The IRS’s Latest Misstep on the 501(c)(4) Front
The IRS, reeling from the implosion of its Exempt Organizations unit and its leadership failures, issued a remarkable report Monday that reveals the agency still is in damage control mode, and listing badly. Among other fixes IRS Principal Deputy Commissioner Daniel Werfel proposed is a so-called “Streamlined Approval Process for the Priority Backlog.” Clearly designed to mollify congressional criticism about the long queue of applicants awaiting approval of their 501(c)(4) status, the proposal promises approval within two weeks or less for those applicants certifying they will spend less than 40 percent of their yearly expenditures and total staff time on political activities.
What’s wrong with this approach? Just about everything. One source of the IRS’s problems is its failure to reconcile its regulations, which require only that 501(c)(4) organizations be “primarily” engaged in social welfare activities, with the Tax Code itself, which dictates that such groups be organized “exclusively” for the promotion of social welfare. The IRS regulation not only contravenes the law, but has paved the way for 501(c)(4) groups to spend hundreds of millions of “dark” or anonymous money attempting to influence the outcomes of our elections.
In practice, both the IRS and applicants have interpreted the IRS regulation to mean an organization meets the statutory and regulatory requirements for 501(c)(4) status as long as its political activities do not exceed 49 percent.
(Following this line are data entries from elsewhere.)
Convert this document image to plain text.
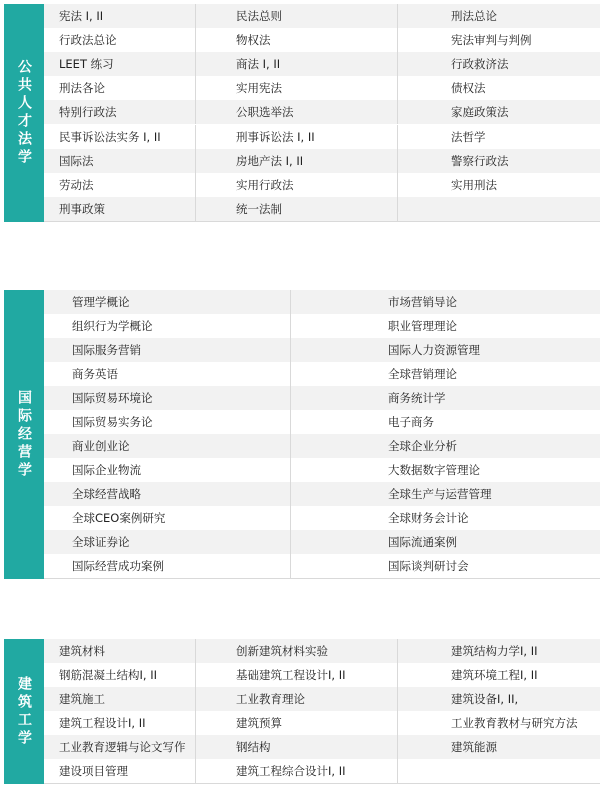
公共人才法学
宪法 I, II	民法总则	刑法总论
行政法总论	物权法	宪法审判与判例
LEET 练习	商法 I, II	行政救济法
刑法各论	实用宪法	债权法
特别行政法	公职选举法	家庭政策法
民事诉讼法实务 I, II	刑事诉讼法 I, II	法哲学
国际法	房地产法 I, II	警察行政法
劳动法	实用行政法	实用刑法
刑事政策	统一法制
国际经营学
管理学概论	市场营销导论
组织行为学概论	职业管理理论
国际服务营销	国际人力资源管理
商务英语	全球营销理论
国际贸易环境论	商务统计学
国际贸易实务论	电子商务
商业创业论	全球企业分析
国际企业物流	大数据数字管理论
全球经营战略	全球生产与运营管理
全球CEO案例研究	全球财务会计论
全球证券论	国际流通案例
国际经营成功案例	国际谈判研讨会
建筑工学
建筑材料	创新建筑材料实验	建筑结构力学I, II
钢筋混凝土结构I, II	基础建筑工程设计I, II	建筑环境工程I, II
建筑施工	工业教育理论	建筑设备I, II,
建筑工程设计I, II	建筑预算	工业教育教材与研究方法
工业教育逻辑与论文写作	钢结构	建筑能源
建设项目管理	建筑工程综合设计I, II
During the recent round of congressional hearings, many members noted that the core issue at the center of the IRS scandal is that the agency has re-defined “exclusively” to mean “primarily.”
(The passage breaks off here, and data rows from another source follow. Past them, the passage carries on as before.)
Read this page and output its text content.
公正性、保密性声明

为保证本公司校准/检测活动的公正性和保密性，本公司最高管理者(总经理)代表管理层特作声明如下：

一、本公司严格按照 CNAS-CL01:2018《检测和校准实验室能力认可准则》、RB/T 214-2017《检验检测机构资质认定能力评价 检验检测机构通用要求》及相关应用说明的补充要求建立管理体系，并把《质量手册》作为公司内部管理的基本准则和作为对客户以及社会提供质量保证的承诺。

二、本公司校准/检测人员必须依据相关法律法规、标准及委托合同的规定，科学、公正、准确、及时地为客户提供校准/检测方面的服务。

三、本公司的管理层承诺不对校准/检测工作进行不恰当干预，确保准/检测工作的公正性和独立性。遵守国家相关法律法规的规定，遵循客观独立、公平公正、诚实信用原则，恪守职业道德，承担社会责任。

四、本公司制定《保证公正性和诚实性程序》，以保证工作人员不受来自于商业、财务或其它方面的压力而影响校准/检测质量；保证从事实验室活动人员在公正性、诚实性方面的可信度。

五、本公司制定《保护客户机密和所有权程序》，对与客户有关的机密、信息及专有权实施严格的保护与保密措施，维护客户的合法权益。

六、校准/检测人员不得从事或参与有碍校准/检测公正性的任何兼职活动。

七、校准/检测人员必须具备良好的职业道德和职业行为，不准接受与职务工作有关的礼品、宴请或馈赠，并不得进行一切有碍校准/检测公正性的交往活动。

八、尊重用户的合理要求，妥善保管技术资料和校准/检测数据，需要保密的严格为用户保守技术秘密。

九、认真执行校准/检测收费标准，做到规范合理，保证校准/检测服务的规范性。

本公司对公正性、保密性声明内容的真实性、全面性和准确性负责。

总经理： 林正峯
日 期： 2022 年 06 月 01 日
It doesn’t take a math genius to figure out that 39 percent — the new threshold the IRS seemingly plucked out of thin air — is no more true to the word “exclusively” than the formerly used 49 percent. While it might temporarily appease some irate applicants and members of Congress, the IRS’s latest proposal is as flawed as the regulation in use since 1959. The law says “exclusively,” which means “solely,” or “only,” but never 49 percent or 39 percent.
Not only does the IRS continue to flout the congressionally passed statute governing 501(c)(4) organizations, but this new, reflexive proposal is ill-considered and wrong. Over the past several years, CREW and others have called on the IRS to engage in meaningful deliberations on the limitations on political activity by social welfare organizations through the vehicle of a rulemaking procedure. Those calls have gone unheeded, leading CREW to file a lawsuit against the IRS for its failure to act.
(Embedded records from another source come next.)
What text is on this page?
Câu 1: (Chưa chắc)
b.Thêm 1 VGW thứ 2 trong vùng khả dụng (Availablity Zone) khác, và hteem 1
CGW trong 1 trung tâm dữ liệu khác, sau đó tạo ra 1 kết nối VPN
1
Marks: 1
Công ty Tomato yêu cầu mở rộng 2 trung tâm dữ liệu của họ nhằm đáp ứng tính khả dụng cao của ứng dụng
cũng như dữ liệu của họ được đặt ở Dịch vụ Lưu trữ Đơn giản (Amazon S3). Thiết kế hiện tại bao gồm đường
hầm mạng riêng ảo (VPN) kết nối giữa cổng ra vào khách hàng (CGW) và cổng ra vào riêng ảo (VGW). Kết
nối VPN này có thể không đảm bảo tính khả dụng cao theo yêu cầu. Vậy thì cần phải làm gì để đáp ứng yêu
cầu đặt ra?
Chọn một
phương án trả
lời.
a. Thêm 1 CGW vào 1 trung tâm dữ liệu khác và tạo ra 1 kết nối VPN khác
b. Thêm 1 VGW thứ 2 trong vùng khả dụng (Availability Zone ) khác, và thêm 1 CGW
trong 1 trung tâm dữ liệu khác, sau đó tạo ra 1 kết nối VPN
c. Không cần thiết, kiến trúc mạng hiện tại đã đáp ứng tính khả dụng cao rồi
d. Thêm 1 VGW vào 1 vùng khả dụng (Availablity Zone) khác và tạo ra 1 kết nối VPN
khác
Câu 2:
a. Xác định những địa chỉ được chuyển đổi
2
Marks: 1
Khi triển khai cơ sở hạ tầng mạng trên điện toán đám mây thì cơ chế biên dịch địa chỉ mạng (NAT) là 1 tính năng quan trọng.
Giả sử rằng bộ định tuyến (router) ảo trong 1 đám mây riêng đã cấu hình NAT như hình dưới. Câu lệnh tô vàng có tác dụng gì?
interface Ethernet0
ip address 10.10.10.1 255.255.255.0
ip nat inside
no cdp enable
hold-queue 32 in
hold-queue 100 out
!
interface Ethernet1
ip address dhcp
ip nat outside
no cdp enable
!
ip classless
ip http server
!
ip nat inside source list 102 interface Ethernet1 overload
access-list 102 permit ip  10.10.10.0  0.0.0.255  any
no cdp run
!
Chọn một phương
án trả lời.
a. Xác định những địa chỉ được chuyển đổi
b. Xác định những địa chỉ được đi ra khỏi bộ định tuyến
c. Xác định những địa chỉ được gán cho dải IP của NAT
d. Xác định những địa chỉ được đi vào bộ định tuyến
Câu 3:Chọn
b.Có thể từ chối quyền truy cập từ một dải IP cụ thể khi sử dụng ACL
Suddenly, as a result of congressional ire and public outrage, Mr. Werfel now admits “both the taxpayer and the IRS would benefit greatly from clear definitions” of what constitutes disqualifying political activity and how much such activity is permissible. The way to determine these definitions, however, is not through a hastily prepared report, intended to calm the roiling waters in which the IRS finds itself. Rather, the answer is a considered and transparent rulemaking process in which experts and the public have the opportunity to weigh in on any proposed fix to the problem the IRS itself created when it implemented the initial regulation.
Congress could, of course, step in and pass legislation amending the Tax Code to resolve the issue. Given the partisan gridlock as well as the refusal of some members to recognize that the regulations have contributed to the current debacle, the odds of congressional action appear low. The best hope for real reform is for a federal court to step in and order the IRS to change the regulations to adhere to the plain meaning of the statute. If, as the law requires, those seeking 501(c)(4) status are permitted to operate exclusively to promote social welfare, the IRS will have an easy standard for those that apply: any political activity will be too much.